VariableA//Response1 0.57 * VariableB Response1 0.4 = 0.228 or 22.8%
VariableA//Response2 0.43 * VariableB Response1 0.4 = 0.172 or 17.2%
VariableA//Response1 0.57 * VariableB Response 0.6 = 0.342 or 34.2%
VariableA//Response2 0.43 * VariableB Response 0.6 = 0.258 or 25.8%
My scenario only has 2 cateorgies per variable, hence why these are the only calculations.
The table below shows the actual % of responses for each category combination. A crosstab showing table %. These values are very different from the expected observations from the null hypothesis.
data%>%
group_by(PartyRegistration,GunOwnership)%>%
summarize(n=n())%>%
mutate(percent=n/sum(n))
## `summarise()` regrouping output by 'PartyRegistration' (override with `.groups` argument)
## # A tibble: 4 x 4
## # Groups: PartyRegistration [2]
## PartyRegistration GunOwnership n percent
## <chr> <chr> <int> <dbl>
## 1 Democrat Gun in Household 519 0.298
## 2 Democrat No Gun in Household 1225 0.702
## 3 Republican Gun in Household 702 0.525
## 4 Republican No Gun in Household 636 0.475
The table below shows row% to highlight the relationship of interest. My independent variable is represented in the rows of my table, so I calculated row %.
table(data$PartyRegistration, data$GunOwnership)%>%
prop.table(1)
##
## Gun in Household No Gun in Household
## Democrat 0.2975917 0.7024083
## Republican 0.5246637 0.4753363
data%>%
group_by(PartyRegistration, GunOwnership)%>%
summarize(n=n())%>%
mutate(percent=n/sum(n))%>%
filter(GunOwnership=="Gun in Household")%>%
ggplot()+
geom_col(aes(x=PartyRegistration, y=percent, fill=GunOwnership))
## `summarise()` regrouping output by 'PartyRegistration' (override with `.groups` argument)
Based upon the table and visualization we can see that Republicans are more likely to have a gun in their household than Democrats are. Approximately 30% of Democrats have a gun in the house whereas approximately 50% of Republicans do based off of this data.

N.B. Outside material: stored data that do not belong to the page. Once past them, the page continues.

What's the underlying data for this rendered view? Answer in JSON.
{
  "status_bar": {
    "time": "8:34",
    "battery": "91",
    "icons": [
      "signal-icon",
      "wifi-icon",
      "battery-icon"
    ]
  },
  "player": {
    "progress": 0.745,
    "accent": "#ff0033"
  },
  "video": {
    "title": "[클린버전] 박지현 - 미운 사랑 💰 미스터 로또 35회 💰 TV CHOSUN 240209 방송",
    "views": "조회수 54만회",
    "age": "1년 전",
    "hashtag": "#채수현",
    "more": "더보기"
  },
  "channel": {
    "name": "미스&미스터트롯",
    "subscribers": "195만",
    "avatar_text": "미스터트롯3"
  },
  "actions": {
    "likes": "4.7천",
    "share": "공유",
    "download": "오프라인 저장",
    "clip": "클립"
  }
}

Below are the results of the chi-squared test for independence. This tells us whether there is a statistically significant relationship between the variables.
The results below indicate that there is a statistically significant relationship between Gun Ownership and Party Registration.
chisq.test(data$PartyRegistration, data$GunOwnership)
##
## Pearson's Chi-squared test with Yates' continuity correction
##
## data: data$PartyRegistration and data$GunOwnership
## X-squared = 162.24, df = 1, p-value < 2.2e-16
There is a statistically significant relationship between registered political parties (Democrat and Republican) and whether or not they own a gun. We know this because the p-value is < 0.05. In fact, the p-value is way smaller than 0.05 which means there is a strong significance.